Souza had his first solo exhibition when he was only 21. His rebellion continued. Two years later, a little after India gained independence, Souza – along with MF Husain, KA Ara, HA Gade, SH Raza and SK Bakre – founded Progressive Artists’ Group as a challenge to the Bombay Art Society. In 1949, Souza’s works were removed from the Indian Art Society on grounds of obscenity, and the police raided his studio. The painting in question was a seven-foot-high nude self-portrait.

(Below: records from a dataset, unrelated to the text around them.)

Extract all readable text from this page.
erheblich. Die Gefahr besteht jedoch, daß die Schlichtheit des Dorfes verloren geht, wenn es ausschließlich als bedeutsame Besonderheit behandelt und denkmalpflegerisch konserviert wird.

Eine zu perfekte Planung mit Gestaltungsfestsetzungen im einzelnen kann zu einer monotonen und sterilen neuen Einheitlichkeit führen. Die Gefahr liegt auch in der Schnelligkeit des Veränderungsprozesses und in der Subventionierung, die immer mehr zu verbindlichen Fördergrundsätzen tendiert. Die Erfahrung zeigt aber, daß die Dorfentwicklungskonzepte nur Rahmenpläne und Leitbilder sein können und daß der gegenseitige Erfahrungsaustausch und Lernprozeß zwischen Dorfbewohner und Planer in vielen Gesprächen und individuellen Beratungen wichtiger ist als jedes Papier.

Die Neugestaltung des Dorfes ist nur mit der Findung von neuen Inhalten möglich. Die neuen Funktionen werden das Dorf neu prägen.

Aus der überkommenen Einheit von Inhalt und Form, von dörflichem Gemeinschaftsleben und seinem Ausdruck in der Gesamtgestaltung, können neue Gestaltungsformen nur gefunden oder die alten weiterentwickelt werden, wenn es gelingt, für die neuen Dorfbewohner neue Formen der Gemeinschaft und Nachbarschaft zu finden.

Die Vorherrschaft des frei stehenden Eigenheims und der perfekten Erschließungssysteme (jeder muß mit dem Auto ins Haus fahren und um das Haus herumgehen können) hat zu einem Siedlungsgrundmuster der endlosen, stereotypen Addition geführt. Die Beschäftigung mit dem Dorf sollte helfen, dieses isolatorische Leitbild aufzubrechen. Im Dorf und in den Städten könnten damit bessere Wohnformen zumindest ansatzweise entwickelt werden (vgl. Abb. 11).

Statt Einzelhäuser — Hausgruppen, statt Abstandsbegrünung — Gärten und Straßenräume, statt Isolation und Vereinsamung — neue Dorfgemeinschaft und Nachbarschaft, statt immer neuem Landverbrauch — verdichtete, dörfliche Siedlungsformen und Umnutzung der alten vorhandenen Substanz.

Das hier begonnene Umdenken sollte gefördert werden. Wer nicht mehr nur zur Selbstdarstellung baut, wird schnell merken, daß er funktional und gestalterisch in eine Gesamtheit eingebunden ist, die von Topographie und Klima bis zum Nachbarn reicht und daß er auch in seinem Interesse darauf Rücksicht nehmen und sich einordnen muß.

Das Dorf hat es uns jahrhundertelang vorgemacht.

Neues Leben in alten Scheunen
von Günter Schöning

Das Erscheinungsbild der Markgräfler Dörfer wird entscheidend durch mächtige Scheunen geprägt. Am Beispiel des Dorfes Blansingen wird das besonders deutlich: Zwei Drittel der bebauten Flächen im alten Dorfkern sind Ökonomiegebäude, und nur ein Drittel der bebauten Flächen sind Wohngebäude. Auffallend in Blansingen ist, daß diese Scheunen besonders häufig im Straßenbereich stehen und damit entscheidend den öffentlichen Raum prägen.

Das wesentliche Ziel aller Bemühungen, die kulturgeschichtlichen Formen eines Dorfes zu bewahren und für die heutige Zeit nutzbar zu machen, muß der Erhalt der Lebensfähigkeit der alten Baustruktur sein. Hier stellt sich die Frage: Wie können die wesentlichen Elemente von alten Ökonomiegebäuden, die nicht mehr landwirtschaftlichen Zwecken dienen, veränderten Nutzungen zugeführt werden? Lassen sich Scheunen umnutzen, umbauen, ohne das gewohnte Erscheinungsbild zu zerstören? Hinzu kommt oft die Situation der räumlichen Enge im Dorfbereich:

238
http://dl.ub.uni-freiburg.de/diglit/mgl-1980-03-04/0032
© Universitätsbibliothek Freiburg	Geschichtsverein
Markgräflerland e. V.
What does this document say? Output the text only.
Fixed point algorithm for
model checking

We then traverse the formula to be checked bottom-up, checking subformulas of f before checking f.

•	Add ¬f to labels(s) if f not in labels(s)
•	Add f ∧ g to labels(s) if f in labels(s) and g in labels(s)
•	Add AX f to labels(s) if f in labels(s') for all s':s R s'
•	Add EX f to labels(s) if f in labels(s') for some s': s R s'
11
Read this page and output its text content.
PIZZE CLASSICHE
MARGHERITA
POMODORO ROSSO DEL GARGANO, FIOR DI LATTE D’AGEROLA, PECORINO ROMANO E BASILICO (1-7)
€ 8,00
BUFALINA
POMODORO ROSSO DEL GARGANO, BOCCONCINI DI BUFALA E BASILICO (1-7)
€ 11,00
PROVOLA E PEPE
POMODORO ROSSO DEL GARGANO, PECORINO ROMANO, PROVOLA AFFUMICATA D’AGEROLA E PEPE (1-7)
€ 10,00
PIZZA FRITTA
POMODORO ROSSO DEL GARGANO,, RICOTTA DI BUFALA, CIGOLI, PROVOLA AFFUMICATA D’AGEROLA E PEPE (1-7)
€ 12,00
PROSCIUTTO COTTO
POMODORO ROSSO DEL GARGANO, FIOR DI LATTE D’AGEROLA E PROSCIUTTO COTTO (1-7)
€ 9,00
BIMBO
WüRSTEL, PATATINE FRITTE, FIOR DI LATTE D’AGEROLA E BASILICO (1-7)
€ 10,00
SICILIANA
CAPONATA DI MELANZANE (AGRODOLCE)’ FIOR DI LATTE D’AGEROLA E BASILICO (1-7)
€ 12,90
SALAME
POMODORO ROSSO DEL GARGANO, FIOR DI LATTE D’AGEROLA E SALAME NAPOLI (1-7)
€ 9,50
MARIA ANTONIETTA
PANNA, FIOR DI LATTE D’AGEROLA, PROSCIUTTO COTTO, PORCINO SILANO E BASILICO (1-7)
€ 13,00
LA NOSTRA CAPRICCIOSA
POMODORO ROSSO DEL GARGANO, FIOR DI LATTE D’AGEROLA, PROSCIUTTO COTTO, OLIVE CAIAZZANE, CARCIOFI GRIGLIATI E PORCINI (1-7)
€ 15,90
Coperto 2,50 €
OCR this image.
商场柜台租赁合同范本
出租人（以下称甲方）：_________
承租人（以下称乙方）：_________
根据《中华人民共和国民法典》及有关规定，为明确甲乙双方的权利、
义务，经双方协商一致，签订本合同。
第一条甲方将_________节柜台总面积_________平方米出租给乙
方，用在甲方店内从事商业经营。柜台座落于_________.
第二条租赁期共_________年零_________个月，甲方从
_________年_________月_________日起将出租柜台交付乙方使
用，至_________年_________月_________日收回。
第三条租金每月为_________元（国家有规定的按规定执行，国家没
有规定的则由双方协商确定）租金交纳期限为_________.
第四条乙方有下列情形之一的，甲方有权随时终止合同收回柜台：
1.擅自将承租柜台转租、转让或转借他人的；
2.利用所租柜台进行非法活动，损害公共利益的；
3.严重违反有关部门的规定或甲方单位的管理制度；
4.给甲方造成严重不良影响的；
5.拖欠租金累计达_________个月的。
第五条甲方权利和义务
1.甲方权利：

Conformity was never part of Souza’s oeuvre. His imagery, at once arresting as it was disquieting, was filled with distorted human figures, nudes, landscape, self-portraits, conflicts in a man-woman relationship, Christianity and the erotic. As he wrote in Words and Lines, he “was estranged from many cliques who wanted me to paint what would please them. I don’t believe that a true artist paints for coteries or for the proletariat. I believe with all my soul that he paints solely for himself.” This belief was why he quit the Communist Party in 1948 – “because they told me to paint in this way and that”. In July 1949, partly hounded out by the censors and partly because he wanted to be part of the art scene in London, he left India.
One of Souza’s last works in India is an untitled work from 1948 that features a group of women in the traditional red Goan saris walking along a narrow path. In the background are a few homes and glimpse of the hills. The painting reflects his bold use of colour and line, and is similar to the landscapes he would do later in his life. “His connect to the elemental pristine quality of Goan landscape, almost primitive in its representation of colour and pattern was experimental but pure,” said Sudan. “It stands well reflected in his landscape paintings.”
In London, Souza had to start afresh and catch up with the other international artists living and working in the city. “It took him six years to reinvent himself and to be taken seriously by the British, but he succeeded,” said Macklin. His first show in the city in 1955 – the works bolder and more radical than in the past – was sold out, and he also received a lot of acclaim for his autobiographical essay, Nirvana of a Maggot, which was published in the Encounter magazine in the same year. In 1967 he settled in New York, and returned to India shortly before his death. He died on March 30, 2002.
But, even after all the success and fame, Souza was not well exhibited in his homeland till recently. “Many Indians simply could not afford to buy his works then,” said Macklin. “Now the landscape has changed, and artists and collectors appreciate and understand the importance of Souza in the history of Indian art, and therefore it is them who are pushing the prices.”
Art historian Apurva Kulkarni believes that history will look at Souza in “a very complimentary way” since he, along with the other artists from the Progressive Artists’ Group, “laid the foundation of modernism in India”. “For the first time in India after independence [there was] freedom from all kinds of thinking, which was reflected from his works,” said Kulkarni. “His art was bold and powerful...if we need to get deeper into art appreciation in Goa then what better than to talk about the Goan contribution in the field of art by looking at works of Souza, VS Gaitonde and others.”
Souza in the ’40s is on view at the Grosvenor Gallery in London till January 25, and at Sunaparanata Goa Centre for Arts in Panaji till March 5.